Which is why, given Canada’s impending legalization of marijuana (the federal government is expected to table legislation on Thursday, April 13), the Miami native moved to Toronto to set up shop early last spring.
But that’s not the only reason Wendschuh’s in town. Banks here are also friendlier to cannabis companies, so he will be able to set up accounts and get listed on the Toronto Stock Exchange – two things he couldn’t do in the U.S. States like California and Colorado have legalized recreational pot, but it’s still illegal federally, making for a very challenging and cash-oriented environment for new businesses. Secondly, it’s legal to export cannabis products from Canada. You can’t do that in the U.S., another big challenge for ambitious entrepreneurs.
Next week, Wendschuh will introduce his brand at the O’Cannabiz Conference & Expo taking place at the Sheraton Centre April 21-23 and “looking at the future of cannabis and the budding Canadian market.”
Wendschuh’s pitch? Alcohol is terrible for the health of humans. And while cannabis is still a relatively new and under-researched psychoactive, it looks like a safer alternative.
“If you drink [too much], you will get cancer: it’s not a question of if, but when,” he says, noting that it’s not alcohol itself that’s toxic and carcinogenic, but the acetaldehyde our bodies produce in response to it.
“It also causes liver disease. It causes dementia, because alcohol builds up amyloid plaques in your brain depression because it reduces your brain’s ability to produce serotonin. I mean, it’s just not good for you, right?”
But is drinking marijuana healthier? So far, Wendschuh says, researchers only know that nothing carcinogenic or toxic is produced when the body metabolizes marijuana.
A very small peek at the marijuana beer Province Brands is currently developing in California.
But even if it is healthier, producing a weed-powered drink that can compete with alcohol is no easy feat.
For one, it can take up to two hours before you feel any effects from edibles (or drinkables, in this case). Alcohol’s onset time is much, much shorter.
Second, individual responses to cannabinoids can be quite varied and hard to predict.
As a 10-person team continues fine-tuning the prototypes in California, where it’s legal at the state level to do so, Wendschuh says he plans to launch two alcohol beers that utilize the hemp-driven processes involved in the weed beers in Quebec and Ontario. That way, he says, he can establish his IP (securing first use in the market and preventing immediate competition), and a presence for his brand so consumers will be familiar with it when the cannabis-powered drinks enter the market. He’s also planning to establish distribution networks should Ontario eventually legalize social consumption of marijuana-infused drinks – so one day you may be drinking weed beer in a bar.
If it all sounds a little far-fetched, you should know that this isn’t Wendschuh’s first stab at entrepreneurship.

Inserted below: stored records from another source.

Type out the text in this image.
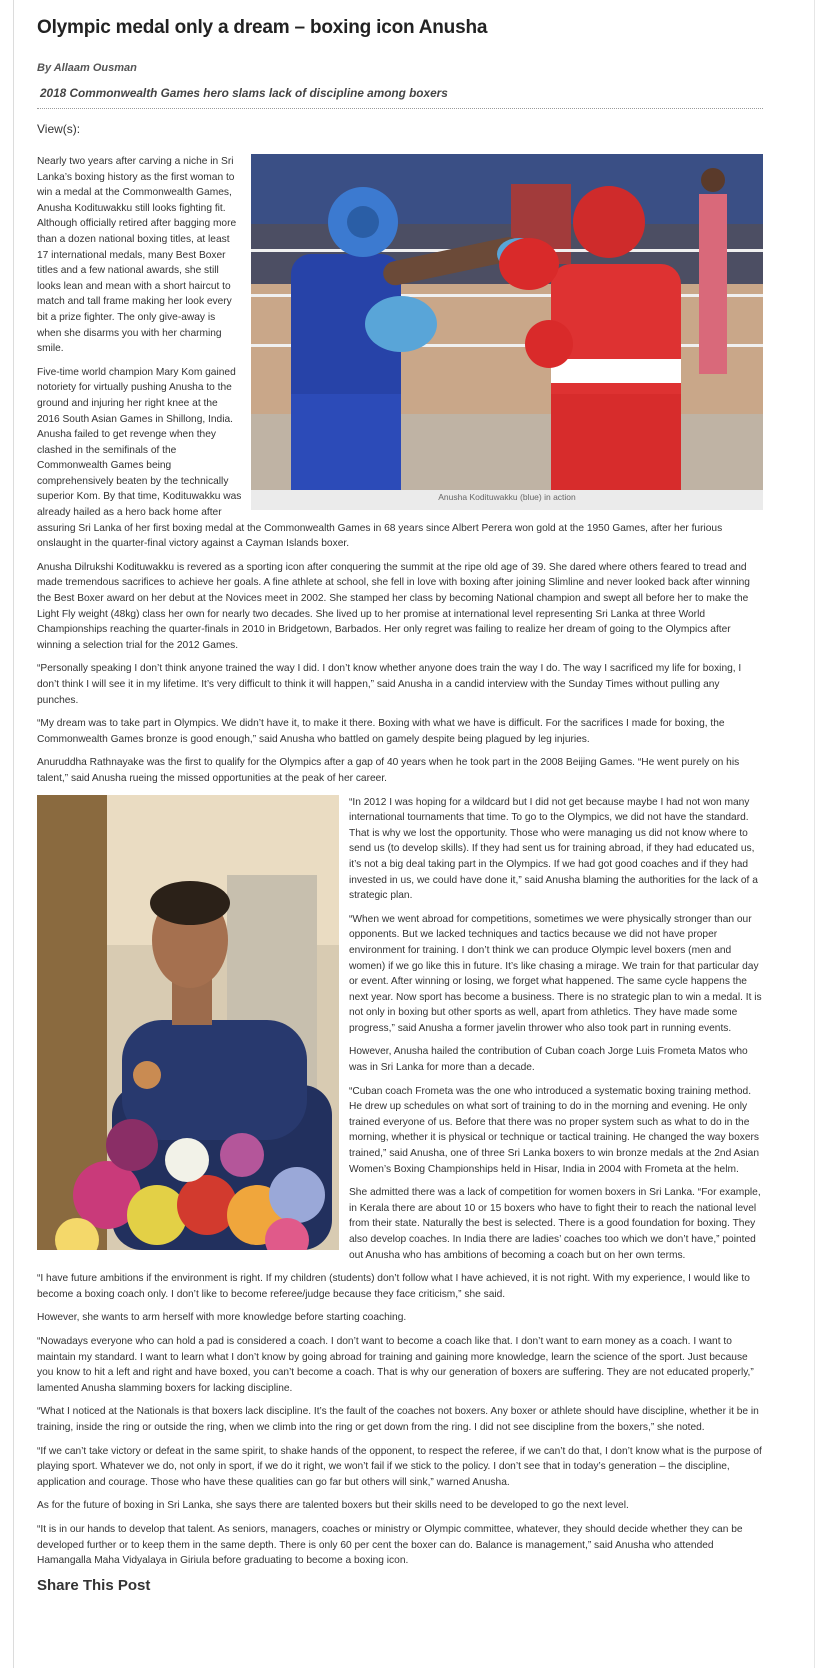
Olympic medal only a dream – boxing icon Anusha
By Allaam Ousman
2018 Commonwealth Games hero slams lack of discipline among boxers
View(s):
Anusha Kodituwakku (blue) in action

Nearly two years after carving a niche in Sri Lanka’s boxing history as the first woman to win a medal at the Commonwealth Games, Anusha Kodituwakku still looks fighting fit. Although officially retired after bagging more than a dozen national boxing titles, at least 17 international medals, many Best Boxer titles and a few national awards, she still looks lean and mean with a short haircut to match and tall frame making her look every bit a prize fighter. The only give-away is when she disarms you with her charming smile.

Five-time world champion Mary Kom gained notoriety for virtually pushing Anusha to the ground and injuring her right knee at the 2016 South Asian Games in Shillong, India. Anusha failed to get revenge when they clashed in the semifinals of the Commonwealth Games being comprehensively beaten by the technically superior Kom. By that time, Kodituwakku was already hailed as a hero back home after assuring Sri Lanka of her first boxing medal at the Commonwealth Games in 68 years since Albert Perera won gold at the 1950 Games, after her furious onslaught in the quarter-final victory against a Cayman Islands boxer.

Anusha Dilrukshi Kodituwakku is revered as a sporting icon after conquering the summit at the ripe old age of 39. She dared where others feared to tread and made tremendous sacrifices to achieve her goals. A fine athlete at school, she fell in love with boxing after joining Slimline and never looked back after winning the Best Boxer award on her debut at the Novices meet in 2002. She stamped her class by becoming National champion and swept all before her to make the Light Fly weight (48kg) class her own for nearly two decades. She lived up to her promise at international level representing Sri Lanka at three World Championships reaching the quarter-finals in 2010 in Bridgetown, Barbados. Her only regret was failing to realize her dream of going to the Olympics after winning a selection trial for the 2012 Games.

“Personally speaking I don’t think anyone trained the way I did. I don’t know whether anyone does train the way I do. The way I sacrificed my life for boxing, I don’t think I will see it in my lifetime. It’s very difficult to think it will happen,” said Anusha in a candid interview with the Sunday Times without pulling any punches.

“My dream was to take part in Olympics. We didn’t have it, to make it there. Boxing with what we have is difficult. For the sacrifices I made for boxing, the Commonwealth Games bronze is good enough,” said Anusha who battled on gamely despite being plagued by leg injuries.

Anuruddha Rathnayake was the first to qualify for the Olympics after a gap of 40 years when he took part in the 2008 Beijing Games. “He went purely on his talent,” said Anusha rueing the missed opportunities at the peak of her career.

“In 2012 I was hoping for a wildcard but I did not get because maybe I had not won many international tournaments that time. To go to the Olympics, we did not have the standard. That is why we lost the opportunity. Those who were managing us did not know where to send us (to develop skills). If they had sent us for training abroad, if they had educated us, it’s not a big deal taking part in the Olympics. If we had got good coaches and if they had invested in us, we could have done it,” said Anusha blaming the authorities for the lack of a strategic plan.

“When we went abroad for competitions, sometimes we were physically stronger than our opponents. But we lacked techniques and tactics because we did not have proper environment for training. I don’t think we can produce Olympic level boxers (men and women) if we go like this in future. It’s like chasing a mirage. We train for that particular day or event. After winning or losing, we forget what happened. The same cycle happens the next year. Now sport has become a business. There is no strategic plan to win a medal. It is not only in boxing but other sports as well, apart from athletics. They have made some progress,” said Anusha a former javelin thrower who also took part in running events.

However, Anusha hailed the contribution of Cuban coach Jorge Luis Frometa Matos who was in Sri Lanka for more than a decade.

“Cuban coach Frometa was the one who introduced a systematic boxing training method. He drew up schedules on what sort of training to do in the morning and evening. He only trained everyone of us. Before that there was no proper system such as what to do in the morning, whether it is physical or technique or tactical training. He changed the way boxers trained,” said Anusha, one of three Sri Lanka boxers to win bronze medals at the 2nd Asian Women’s Boxing Championships held in Hisar, India in 2004 with Frometa at the helm.

She admitted there was a lack of competition for women boxers in Sri Lanka. “For example, in Kerala there are about 10 or 15 boxers who have to fight their to reach the national level from their state. Naturally the best is selected. There is a good foundation for boxing. They also develop coaches. In India there are ladies’ coaches too which we don’t have,” pointed out Anusha who has ambitions of becoming a coach but on her own terms.

“I have future ambitions if the environment is right. If my children (students) don’t follow what I have achieved, it is not right. With my experience, I would like to become a boxing coach only. I don’t like to become referee/judge because they face criticism,” she said.

However, she wants to arm herself with more knowledge before starting coaching.

“Nowadays everyone who can hold a pad is considered a coach. I don’t want to become a coach like that. I don’t want to earn money as a coach. I want to maintain my standard. I want to learn what I don’t know by going abroad for training and gaining more knowledge, learn the science of the sport. Just because you know to hit a left and right and have boxed, you can’t become a coach. That is why our generation of boxers are suffering. They are not educated properly,” lamented Anusha slamming boxers for lacking discipline.

“What I noticed at the Nationals is that boxers lack discipline. It’s the fault of the coaches not boxers. Any boxer or athlete should have discipline, whether it be in training, inside the ring or outside the ring, when we climb into the ring or get down from the ring. I did not see discipline from the boxers,” she noted.

“If we can’t take victory or defeat in the same spirit, to shake hands of the opponent, to respect the referee, if we can’t do that, I don’t know what is the purpose of playing sport. Whatever we do, not only in sport, if we do it right, we won’t fail if we stick to the policy. I don’t see that in today’s generation – the discipline, application and courage. Those who have these qualities can go far but others will sink,” warned Anusha.

As for the future of boxing in Sri Lanka, she says there are talented boxers but their skills need to be developed to go the next level.

“It is in our hands to develop that talent. As seniors, managers, coaches or ministry or Olympic committee, whatever, they should decide whether they can be developed further or to keep them in the same depth. There is only 60 per cent the boxer can do. Balance is management,” said Anusha who attended Hamangalla Maha Vidyalaya in Giriula before graduating to become a boxing icon.

Share This Post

After graduating from Princeton and the University of Southern California, he co-founded Sekretagent Productions, a video game production company and ad agency based in L.A. and Montreal that achieved massive success with games like Assassin’s Creed and Prince Of Persia.
He eventually sold his shares in that venture to explore cannabis opportunities in Denver, co-founding Ebbu, a research company focused on isolating specific cannabinoids and terpenes in marijuana. The company filed more than 20 patents before Wendschuh left to start Province, which for the time being is “pre-revenue,” meaning he’ll be hustling to raise capital at O’Cannabiz.
“We’re really excited to be part of the craft beer movement,” he says. “There are so many amazing craft brands coming out of this city, and that’s something we want to become part of.”